I've been trying to derive ω = E/hbar, but to no success. I thought it was fairly straight forward derivation, could some one point out my mistake ?

OK, so I just want to show ω = E/h = kv, but I keep running into errors, I don't know why.

So, let's start with momentum:
p^2 / 2m = E
p^2 = 2mE
p = sqrt(2mE)
h/λ = sqrt(2mE)
hk = sqrt(2mE)
k = sqrt(2mE)/h

So far so good. Now let's start with conserved Energy
E= ½ mv^2
2E/m = v^2
v = sqrt(2E/m)

So, the angular velocity is :
ω = kv
ω = sqrt(2mE)/h *. sqrt(2E/m)
ω = 2E/ h
E = ½ hω

This is weird. Where did the ½ come from ?

I thought its E = hω.

Can someone tell me where I went wrong ? I'm pretty sure the algebra is correct, but am I introducing some concept where I shouldn't ? Please let me know !

 

[BvU]

Hi,

Is this for billiard balls or for marbles ?

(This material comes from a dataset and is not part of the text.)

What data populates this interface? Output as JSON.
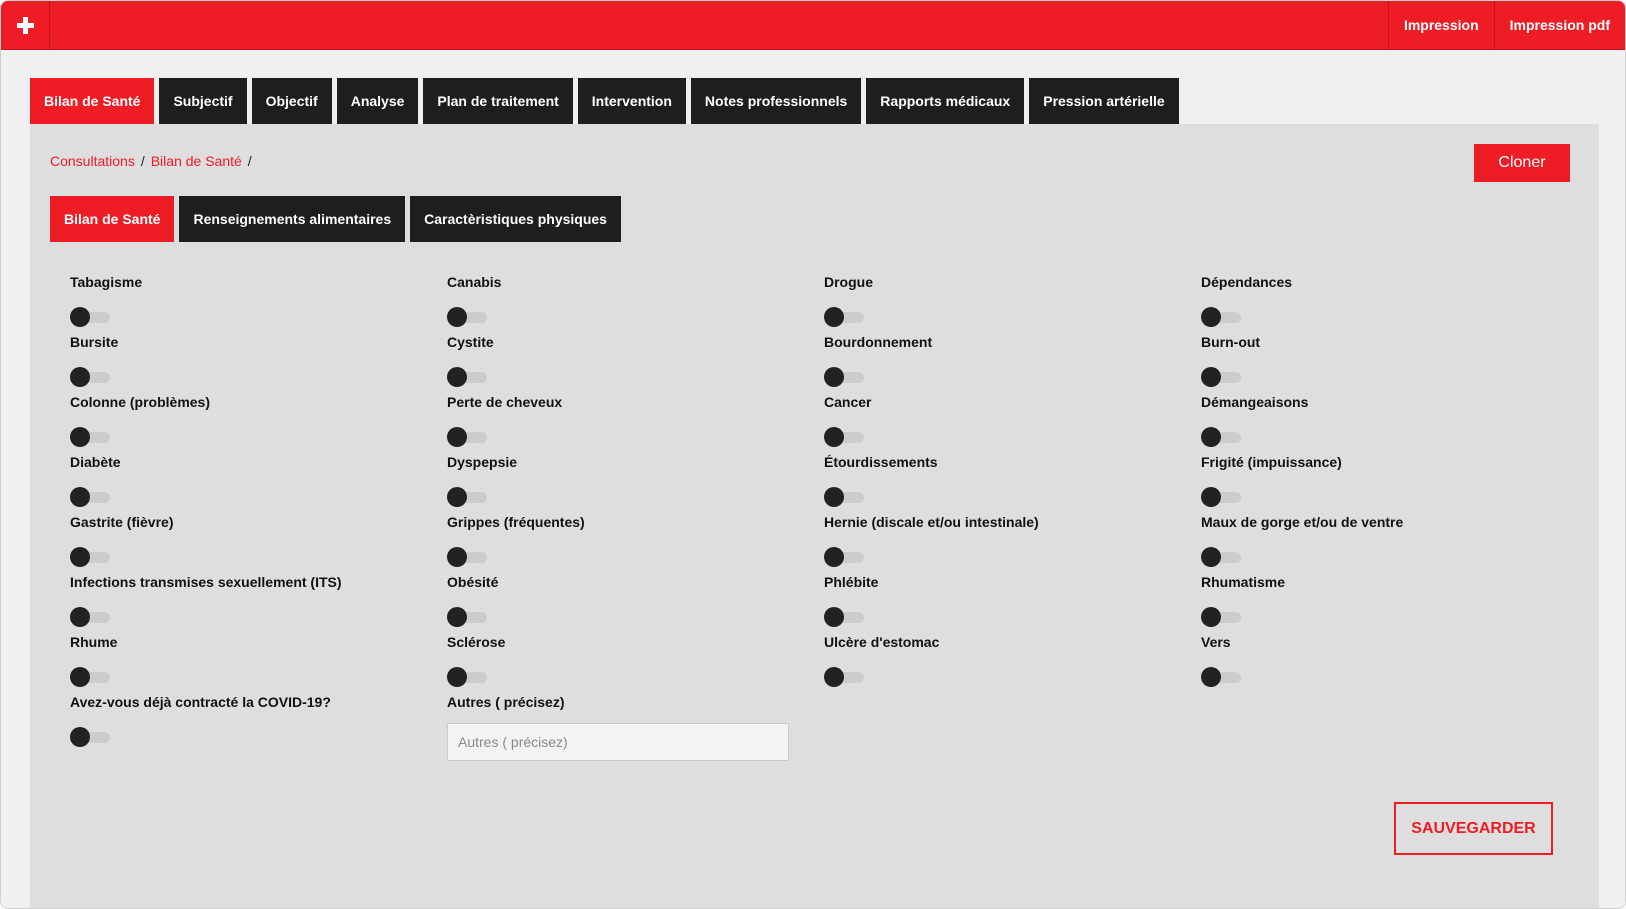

Can you typeset your equations ? It is difficult to deciper your $\hbar$ invention.

Any context ?

(guidelines point 7)

Check out E and p http://depts.washington.edu/jrphys/ph248S16/PhotoEffEqu-16.pdf

 

[Nugatory]

Can someone tell me where I went wrong ?

https://www.physicsforums.com/threads/de-broglie-relations-confusion.987026/

 

[Demystifier]

Summary:: I've been trying to derive ω = E/hbar, but to no success. I thought it was fairly straight forward derivation, could some one point out my mistake ?

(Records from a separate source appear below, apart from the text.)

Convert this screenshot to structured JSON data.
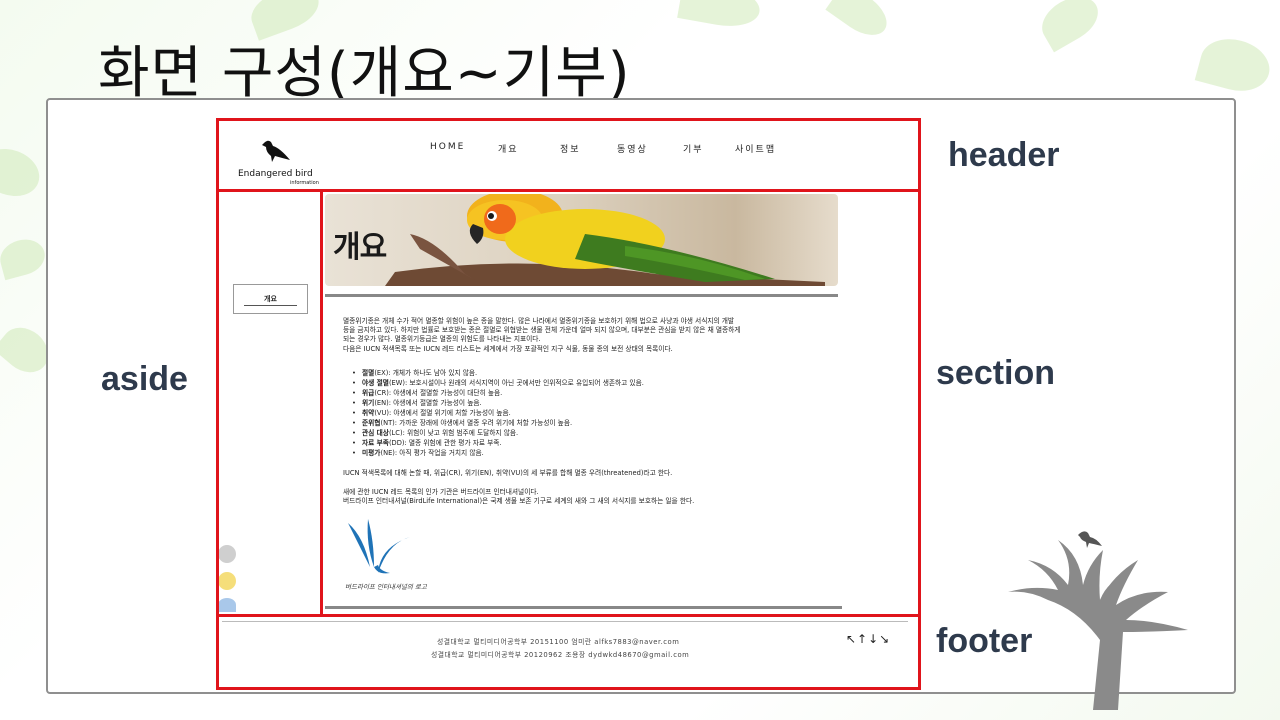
{
  "slide": {
    "title": "화면 구성(개요~기부)"
  },
  "labels": {
    "header": "header",
    "aside": "aside",
    "section": "section",
    "footer": "footer"
  },
  "site": {
    "logo_text": "Endangered bird",
    "logo_sub": "information",
    "nav": [
      "HOME",
      "개요",
      "정보",
      "동영상",
      "기부",
      "사이트맵"
    ],
    "banner_title": "개요",
    "aside_button": "개요",
    "intro": [
      "멸종위기종은 개체 수가 적어 멸종할 위험이 높은 종을 말한다. 많은 나라에서 멸종위기종을 보호하기 위해 법으로 사냥과 야생 서식지의 개발",
      "등을 금지하고 있다. 하지만 법률로 보호받는 종은 절멸로 위협받는 생물 전체 가운데 얼마 되지 않으며, 대부분은 관심을 받지 않은 채 멸종하게",
      "되는 경우가 많다. 멸종위기등급은 멸종의 위험도를 나타내는 지표이다.",
      "다음은 IUCN 적색목록 또는 IUCN 레드 리스트는 세계에서 가장 포괄적인 지구 식물, 동물 종의 보전 상태의 목록이다."
    ],
    "categories": [
      {
        "term": "절멸",
        "rest": "(EX): 개체가 하나도 남아 있지 않음."
      },
      {
        "term": "야생 절멸",
        "rest": "(EW): 보호시설이나 원래의 서식지역이 아닌 곳에서만 인위적으로 유입되어 생존하고 있음."
      },
      {
        "term": "위급",
        "rest": "(CR): 야생에서 절멸할 가능성이 대단히 높음."
      },
      {
        "term": "위기",
        "rest": "(EN): 야생에서 절멸할 가능성이 높음."
      },
      {
        "term": "취약",
        "rest": "(VU): 야생에서 절멸 위기에 처할 가능성이 높음."
      },
      {
        "term": "준위협",
        "rest": "(NT): 가까운 장래에 야생에서 멸종 우려 위기에 처할 가능성이 높음."
      },
      {
        "term": "관심 대상",
        "rest": "(LC): 위험이 낮고 위험 범주에 도달하지 않음."
      },
      {
        "term": "자료 부족",
        "rest": "(DD): 멸종 위험에 관한 평가 자료 부족."
      },
      {
        "term": "미평가",
        "rest": "(NE): 아직 평가 작업을 거치지 않음."
      }
    ],
    "para2": "IUCN 적색목록에 대해 논할 때, 위급(CR), 위기(EN), 취약(VU)의 세 부류를 합해 멸종 우려(threatened)라고 한다.",
    "para3": [
      "새에 관한 IUCN 레드 목록의 인가 기관은 버드라이프 인터내셔널이다.",
      "버드라이프 인터내셔널(BirdLife International)은 국제 생물 보존 기구로 세계의 새와 그 새의 서식지를 보호하는 일을 한다."
    ],
    "logo_caption": "버드라이프 인터내셔널의 로고",
    "footer_lines": [
      "성결대학교 멀티미디어공학부 20151100 엄미란 alfks7883@naver.com",
      "성결대학교 멀티미디어공학부 20120962 조용장 dydwkd48670@gmail.com"
    ],
    "footer_arrows": "↖↑↓↘"
  },
  "colors": {
    "red_box": "#e0141b",
    "label_text": "#2e3a4c",
    "birdlife_blue": "#1f73b7"
  }
}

So, the angular velocity is :
ω = kv

That was the mistake. What made you think that $\omega=kv$? It's true for photons (with $v=c$), but in general it's not true.

Your confusion is also closely related to another frequent confusion about the formulas $E=mc^2$ and $E=mv^2/2$. Can you explain why only one of them has the factor $1/2$?